I have done this in a few different places. Primarily it’s carried on through personal conversations, instant messaging, text messaging, email, etc. I have also used a few different blogs to write about music. I started with myspace which I quickly found to be lacking and inefficient. Then there was mog, which I actually liked quite a bit. However, they have undergone several site updates which have rendered it into something like “everything else.” I like the idea of having complete control over my content and format, and after finding wordpress a while back I set up “Good News” as part of my Snowden fan site snowdenology. It was mainly intended to serve as a “snowden blog” but I found myself starting to include entries for recent mixes, “best of lists”, etc. Right about this time I was talking to a friend over at Tasty Fever! who suggested having a separate blog just for music writing. She’s going to be our London correspondent here too – more on that later.

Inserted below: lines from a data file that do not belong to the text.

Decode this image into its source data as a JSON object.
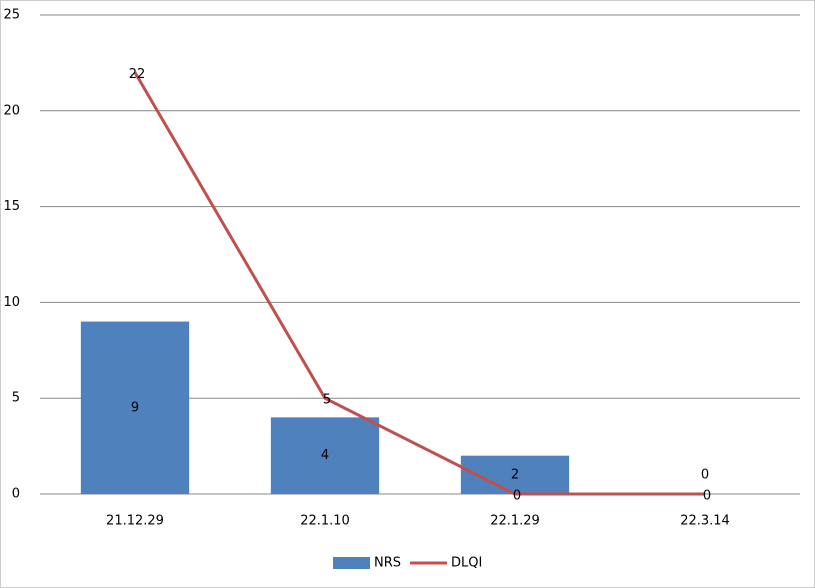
{
  "chart_data": {
    "type": "bar",
    "categories": [
      "21.12.29",
      "22.1.10",
      "22.1.29",
      "22.3.14"
    ],
    "series": [
      {
        "name": "NRS",
        "type": "bar",
        "color": "#4f81bd",
        "values": [
          9,
          4,
          2,
          0
        ]
      },
      {
        "name": "DLQI",
        "type": "line",
        "color": "#c0504d",
        "values": [
          22,
          5,
          0,
          0
        ]
      }
    ],
    "ylim": [
      0,
      25
    ],
    "yticks": [
      0,
      5,
      10,
      15,
      20,
      25
    ],
    "grid": true,
    "legend": "bottom"
  }
}
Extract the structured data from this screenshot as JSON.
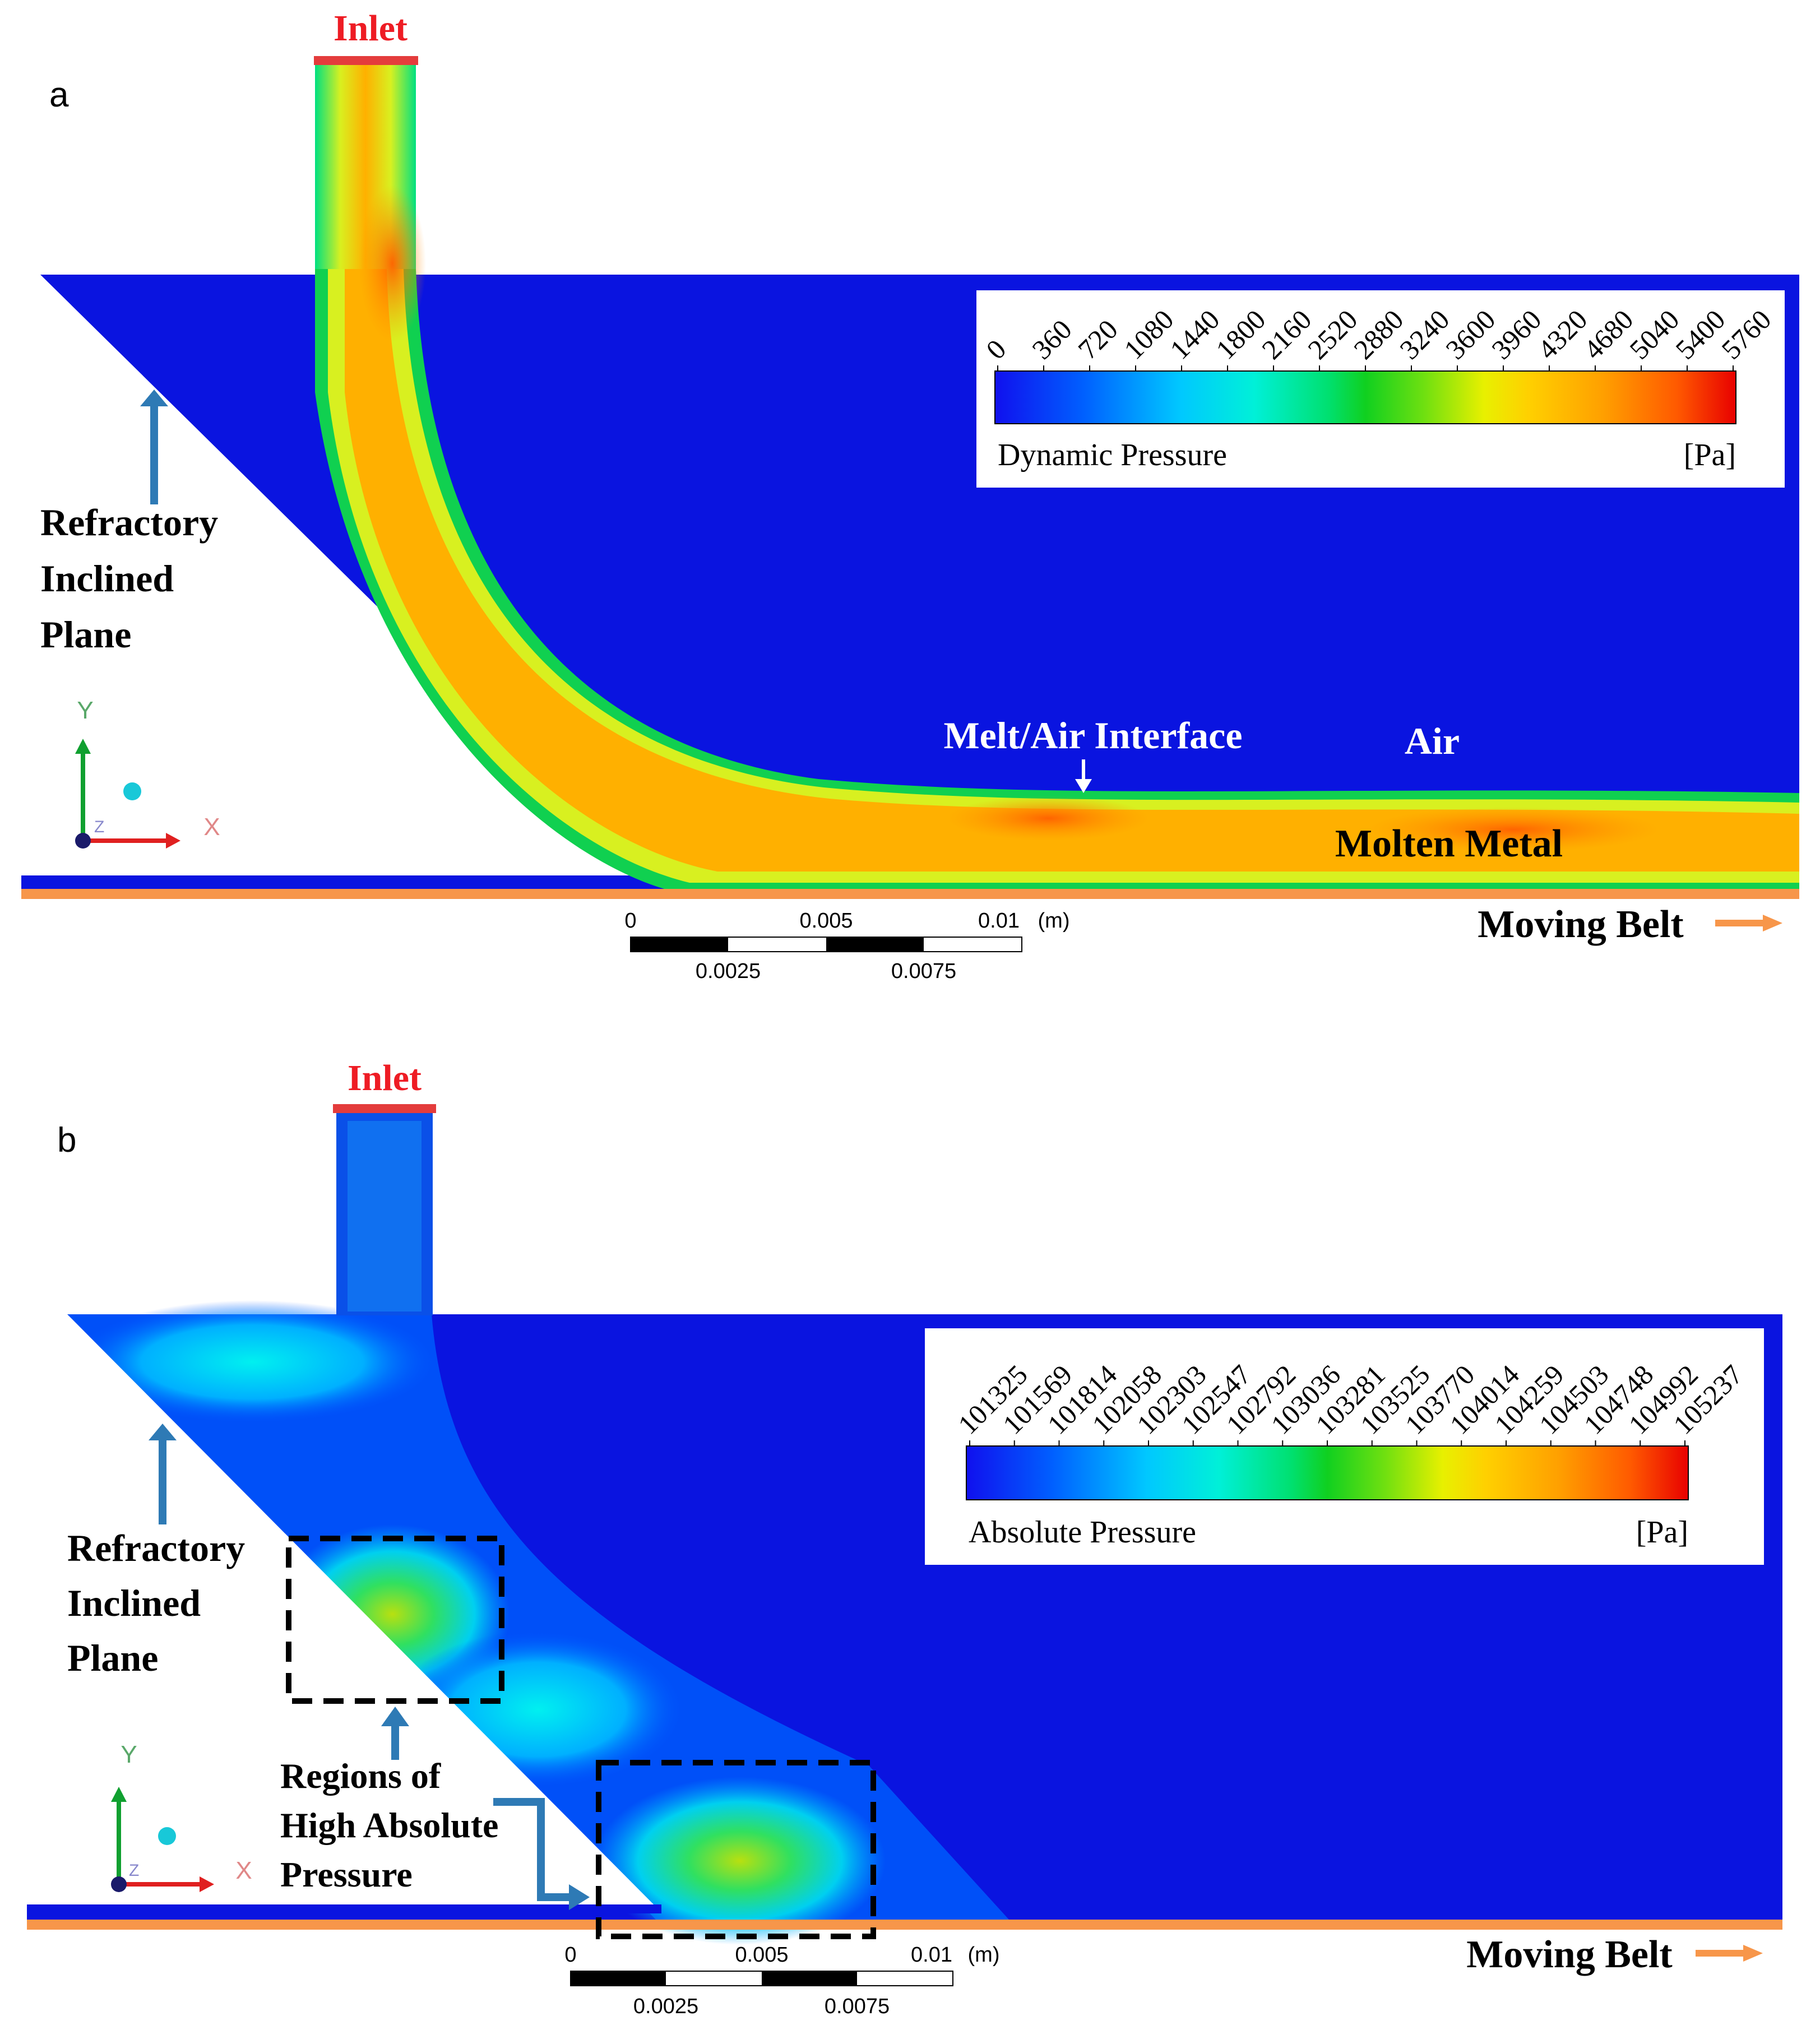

So that’s how I got here at‘s first post. Would you believe the first post on my new music blog doesn’t even have any music mentioned it? Don’t fret! That’s why today I have for you, 2010 So Far AND [bonus beats] Have One On Me.

In closing, I share with you lyrics from this blog’s name sake.

There’s nothing to tell you, there’s nothing to sell you.”     (complete lyrics available on whiskeyclone)

We’re going to try anyway. Speaking of which, I changed my mind (about the no music in this post thing). The song is from the amazing album One Foot In The Grave, which you can and very much should buy here.